Leena Bajaj, mengenakan seragam Angkatan Darat India, berdiri di halte bus lain di Shopian, dekat Srinagar, untuk menghormati suaminya Kapten Jitesh Bhutani, yang terbunuh dalam operasi kontra-pemberontakan pada 15 November 2003. “Saya merasa seperti perpanjangan dari dia,” kata Bajaj, yang kini menjabat sebagai petugas pendidikan di Bombay Engineering Group (BEG) Angkatan Darat India. Sebelum bergabung dengan Angkatan Darat pada tahun 2005, Bajaj adalah dosen di Universitas Allahabad. Dia menikah dengan Bhutani pada tahun 2002.
Bajaj mengenang bagaimana komandan Bhutan, Kolonel Arvind Thakur, mendorongnya untuk bergabung dengan Angkatan Darat India sebagai petugas pendidikan. “Daripada bertugas di sektor sipil sebagai akademisi, dia mengatakan Anda harus menjadi anggota Angkatan Darat India dan bertugas di sana,” katanya.
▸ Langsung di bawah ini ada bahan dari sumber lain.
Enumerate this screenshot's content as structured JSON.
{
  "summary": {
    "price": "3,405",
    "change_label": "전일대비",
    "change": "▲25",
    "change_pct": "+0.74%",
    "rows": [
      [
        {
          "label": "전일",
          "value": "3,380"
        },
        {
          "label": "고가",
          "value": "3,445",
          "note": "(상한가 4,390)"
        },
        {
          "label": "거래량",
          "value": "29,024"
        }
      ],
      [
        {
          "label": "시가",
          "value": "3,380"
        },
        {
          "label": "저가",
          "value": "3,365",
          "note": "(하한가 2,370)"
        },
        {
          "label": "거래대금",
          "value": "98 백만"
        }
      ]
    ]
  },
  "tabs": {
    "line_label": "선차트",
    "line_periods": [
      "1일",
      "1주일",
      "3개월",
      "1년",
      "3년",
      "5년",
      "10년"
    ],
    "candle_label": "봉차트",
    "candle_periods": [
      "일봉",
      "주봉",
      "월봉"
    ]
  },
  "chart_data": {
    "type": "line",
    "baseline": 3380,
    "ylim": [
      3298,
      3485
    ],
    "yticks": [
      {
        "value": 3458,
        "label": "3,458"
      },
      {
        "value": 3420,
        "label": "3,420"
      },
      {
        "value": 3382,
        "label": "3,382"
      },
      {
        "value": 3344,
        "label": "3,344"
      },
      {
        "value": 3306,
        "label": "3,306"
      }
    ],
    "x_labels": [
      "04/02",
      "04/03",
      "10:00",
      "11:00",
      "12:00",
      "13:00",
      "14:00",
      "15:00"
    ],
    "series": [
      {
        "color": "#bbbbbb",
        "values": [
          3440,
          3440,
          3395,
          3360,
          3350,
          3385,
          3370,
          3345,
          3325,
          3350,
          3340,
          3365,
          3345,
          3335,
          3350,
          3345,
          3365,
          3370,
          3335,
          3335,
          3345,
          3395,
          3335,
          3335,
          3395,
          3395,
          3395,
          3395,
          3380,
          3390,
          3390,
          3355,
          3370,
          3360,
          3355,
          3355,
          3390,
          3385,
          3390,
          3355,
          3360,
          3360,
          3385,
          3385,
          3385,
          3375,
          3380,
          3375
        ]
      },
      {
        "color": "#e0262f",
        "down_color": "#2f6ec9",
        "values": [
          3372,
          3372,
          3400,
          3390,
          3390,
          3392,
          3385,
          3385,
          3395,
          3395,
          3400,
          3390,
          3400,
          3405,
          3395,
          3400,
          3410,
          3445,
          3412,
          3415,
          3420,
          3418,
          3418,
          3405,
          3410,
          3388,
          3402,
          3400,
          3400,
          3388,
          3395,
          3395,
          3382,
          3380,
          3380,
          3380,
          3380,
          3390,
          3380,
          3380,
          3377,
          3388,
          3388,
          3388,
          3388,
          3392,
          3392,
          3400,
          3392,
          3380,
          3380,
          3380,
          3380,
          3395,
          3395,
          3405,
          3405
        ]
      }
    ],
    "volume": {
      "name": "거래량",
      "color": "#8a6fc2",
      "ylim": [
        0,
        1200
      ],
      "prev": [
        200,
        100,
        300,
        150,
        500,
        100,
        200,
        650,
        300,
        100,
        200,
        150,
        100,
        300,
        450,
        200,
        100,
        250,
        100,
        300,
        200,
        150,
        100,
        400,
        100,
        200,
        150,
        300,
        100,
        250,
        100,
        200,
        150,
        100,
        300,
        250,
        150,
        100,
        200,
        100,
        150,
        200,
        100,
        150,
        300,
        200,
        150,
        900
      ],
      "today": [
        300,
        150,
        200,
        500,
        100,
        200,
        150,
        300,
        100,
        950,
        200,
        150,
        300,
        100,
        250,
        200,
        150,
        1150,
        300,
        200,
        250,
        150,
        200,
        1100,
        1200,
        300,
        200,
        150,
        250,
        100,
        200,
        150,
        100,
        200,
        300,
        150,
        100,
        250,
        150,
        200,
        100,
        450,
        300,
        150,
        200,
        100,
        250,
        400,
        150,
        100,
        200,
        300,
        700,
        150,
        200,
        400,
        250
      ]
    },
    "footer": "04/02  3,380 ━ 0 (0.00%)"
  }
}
Di antara para martir, Subedar Rakesh Kumar adalah salah satu orang yang baru saja menyerahkan nyawanya pada 14 Oktober 2020 selama pandemi Covid-19, bertugas di Divisi Gunung Markas Komando Utara 39 selama Operasi Macan Tutul Salju di Ladakh. Dia bertugas di Angkatan Darat India selama 26 tahun. Putrinya Palak Kumar, yang baru-baru ini menyelesaikan ujian NEET, memuji keberhasilannya atas dorongan ayahnya dan pandangan positif terhadap kehidupan. “Ayah saya selalu optimis dan menangani segala sesuatu dengan sikap positif,” katanya.
Ibu Palak, Suman menceritakan bahwa dia berasal dari distrik Kangra di Himachal Pradesh. “Sudah delapan bulan sejak dia ditempatkan di sana, dan kami menunggu dia kembali ke rumah karena pandemi.”
Acara tersebut diresmikan oleh Roadway Solutions India Infrastructure Limited MD Amit Gadhok dan Komandan MINTSD Letjen PK Chahal.